I'm creating an administrative interface/dashboard for a Django 1.7 project. Instead of creating a new admin application from scratch, I'm trying to use Django's built-in admin site. I have "root" (superuser) and "reviewer" (non-superuser) staff accounts. Both accounts are in the default "admin" group. Both accounts can log in to the admin site but some pages are accessible by both the root and reviewer accounts while access to others is limited to the superuser. I've created the two following views:
# mysite/apps/admin/views.py
from django.shortcuts import render
from django.contrib.auth.decorators import user_passes_test
#user_passes_test(lambda u: u.is_staff)
def all_admins(request, template):
return render(request, template)
#user_passes_test(lambda u: u.is_superuser)

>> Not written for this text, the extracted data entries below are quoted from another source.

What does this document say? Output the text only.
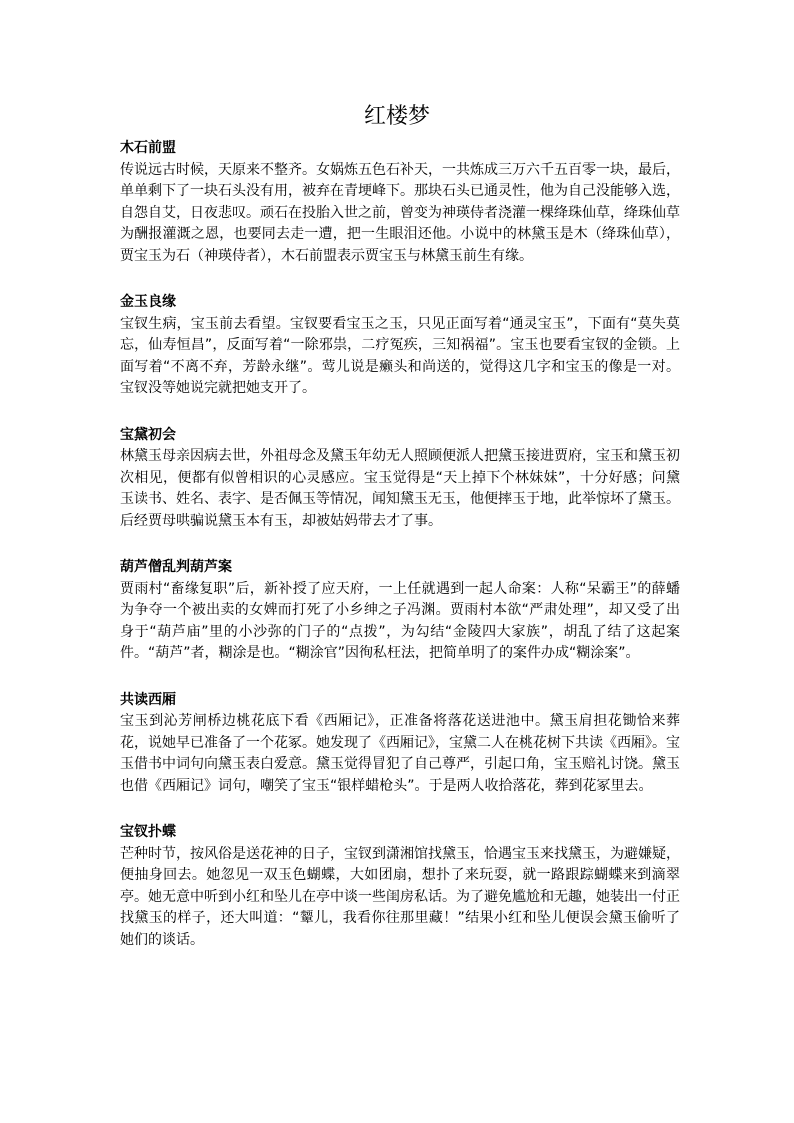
红楼梦

木石前盟

传说远古时候，天原来不整齐。女娲炼五色石补天，一共炼成三万六千五百零一块，最后，单单剩下了一块石头没有用，被弃在青埂峰下。那块石头已通灵性，他为自己没能够入选，自怨自艾，日夜悲叹。顽石在投胎入世之前，曾变为神瑛侍者浇灌一棵绛珠仙草，绛珠仙草为酬报灌溉之恩，也要同去走一遭，把一生眼泪还他。小说中的林黛玉是木（绛珠仙草），贾宝玉为石（神瑛侍者），木石前盟表示贾宝玉与林黛玉前生有缘。

金玉良缘

宝钗生病，宝玉前去看望。宝钗要看宝玉之玉，只见正面写着“通灵宝玉”，下面有“莫失莫忘，仙寿恒昌”，反面写着“一除邪祟，二疗冤疾，三知祸福”。宝玉也要看宝钗的金锁。上面写着“不离不弃，芳龄永继”。莺儿说是癞头和尚送的，觉得这几字和宝玉的像是一对。宝钗没等她说完就把她支开了。

宝黛初会

林黛玉母亲因病去世，外祖母念及黛玉年幼无人照顾便派人把黛玉接进贾府，宝玉和黛玉初次相见，便都有似曾相识的心灵感应。宝玉觉得是“天上掉下个林妹妹”，十分好感；问黛玉读书、姓名、表字、是否佩玉等情况，闻知黛玉无玉，他便摔玉于地，此举惊坏了黛玉。后经贾母哄骗说黛玉本有玉，却被姑妈带去才了事。

葫芦僧乱判葫芦案

贾雨村“畜缘复职”后，新补授了应天府，一上任就遇到一起人命案：人称“呆霸王”的薛蟠为争夺一个被出卖的女婢而打死了小乡绅之子冯渊。贾雨村本欲“严肃处理”，却又受了出身于“葫芦庙”里的小沙弥的门子的“点拨”，为勾结“金陵四大家族”，胡乱了结了这起案件。“葫芦”者，糊涂是也。“糊涂官”因徇私枉法，把简单明了的案件办成“糊涂案”。

共读西厢

宝玉到沁芳闸桥边桃花底下看《西厢记》，正准备将落花送进池中。黛玉肩担花锄恰来葬花，说她早已准备了一个花冢。她发现了《西厢记》，宝黛二人在桃花树下共读《西厢》。宝玉借书中词句向黛玉表白爱意。黛玉觉得冒犯了自己尊严，引起口角，宝玉赔礼讨饶。黛玉也借《西厢记》词句，嘲笑了宝玉“银样蜡枪头”。于是两人收拾落花，葬到花冢里去。

宝钗扑蝶

芒种时节，按风俗是送花神的日子，宝钗到潇湘馆找黛玉，恰遇宝玉来找黛玉，为避嫌疑，便抽身回去。她忽见一双玉色蝴蝶，大如团扇，想扑了来玩耍，就一路跟踪蝴蝶来到滴翠亭。她无意中听到小红和坠儿在亭中谈一些闺房私话。为了避免尴尬和无趣，她装出一付正找黛玉的样子，还大叫道：“颦儿，我看你往那里藏！”结果小红和坠儿便误会黛玉偷听了她们的谈话。
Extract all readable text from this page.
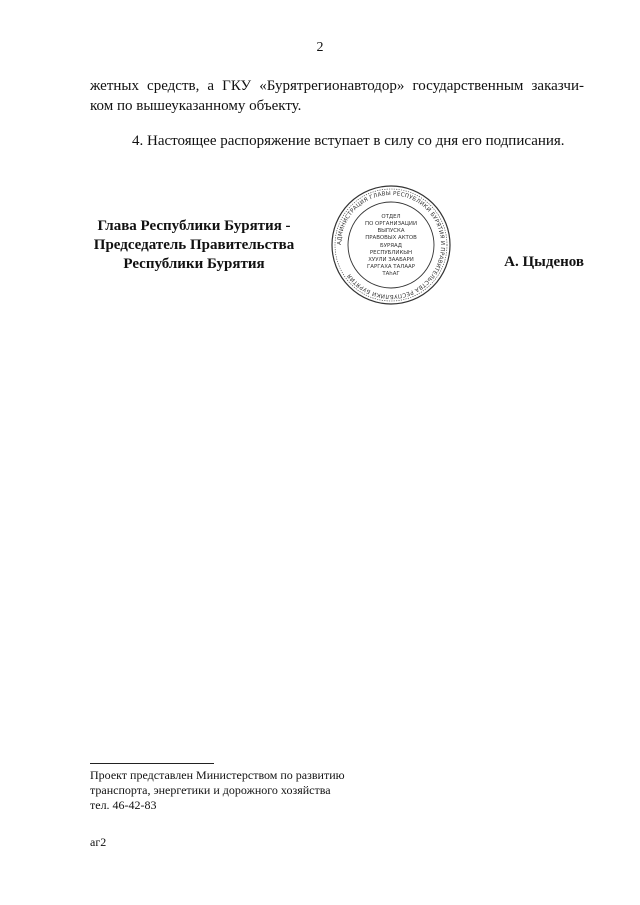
2
жетных средств, а ГКУ «Бурятрегионавтодор» государственным заказчи-
ком по вышеуказанному объекту.
4. Настоящее распоряжение вступает в силу со дня его подписания.
Глава Республики Бурятия -
Председатель Правительства
Республики Бурятия
АДМИНИСТРАЦИЯ ГЛАВЫ РЕСПУБЛИКИ БУРЯТИЯ И ПРАВИТЕЛЬСТВА РЕСПУБЛИКИ БУРЯТИЯ
ОТДЕЛ
ПО ОРГАНИЗАЦИИ
ВЫПУСКА
ПРАВОВЫХ АКТОВ
БУРЯАД
РЕСПУБЛИКЫН
ХУУЛИ ЗААБАРИ
ГАРГАХА ТАЛААР
ТАһАГ
А. Цыденов
Проект представлен Министерством по развитию
транспорта, энергетики и дорожного хозяйства
тел. 46-42-83
аг2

def superuser_only(request, template):
return render(request, template)
The problem I'm running into is that if I log is using the reviewer account and click the anchor for the "superuser_only" page, I get the following error:
Page not found (404)
Request Method: GET
Request URL: http://localhost:8001/accounts/login/?next=/admin/super/
Using the URLconf defined in conf.urls, Django tried these URL patterns, in this order:
^admin/
^admin/all_admins/$ [name='all-admins']
^admin/super/$ [name='superuser-only']
The current URL, accounts/login/, didn't match any of these.
Is there something else I need to do to implement this superuser-only view and template so that this error doesn't occur if the reviewer clicks the link?
I followed the Django docs instructions and created my own copies of Django's base.html, base_site.html, and index.html templates in my mysite/apps/admin/templates/admin directory and then added the "all_admins" and "superuser_only" anchors to the bottom of the index.html page.
Here are my files:
# part of mysite/mysite/settings.py
TEMPLATE_DIRS = (
os.path.join(BASE_DIR, 'apps/admin/templates'),
os.path.join(BASE_DIR, 'apps/admin/templates/admin'),)
# mysite/mysite/urls.py
from django.conf.urls import patterns, include, url
from django.contrib import admin
admin.autodiscover()
urlpatterns = patterns('',
url(r'^admin/', include(admin.site.urls)),
url(r'^admin/all_admins/$',
'apps.admin.views.all_admins',
{'template': 'all_admins.html'},
name='all-admins'),
url(r'^admin/super/$',
'apps.admin.views.superuser_only',
{'template': 'superuser_only.html'},
name='superuser-only'),
)
Then user doesn't pass the test django redirects it to the login page. Defult url for this page is /accounts/login/. Set the LOGIN_URL setting to the admin's login page:
LOGIN_URL = 'admin:login'
Or, if you have non-staff users on the site, set the auth urls in the urls.py:
url('^accounts/', include('django.contrib.auth.urls')),
But this will require you to create several templates (login, logout, change password etc.)
UPDATE: If you want to show a message in the login page then you can create the custom login template for admin. Add this line to your urls.py:
admin.site.login_template = 'my_login.html'
And then create my_login.html template which is extended from admin/login.html:
{% extends 'admin/login.html' %}
{% block content %}
{% if user.is_staff %}
<p class="errornote">You need to be a superuser to access that page.</p>
{% endif %}
{{ block.super }}
{% endblock %}
UPDATE 2: If you don't want to change site-wide LOGIN_URL or implement auth by including django.contrib.auth.urls in your urls.py then you can pass login_url parameter to the #user_passes_test decorator:
#user_passes_test(lambda u: u.is_superuser, login_url='/admin/login/')
def superuser_only(request, template):
return render(request, template)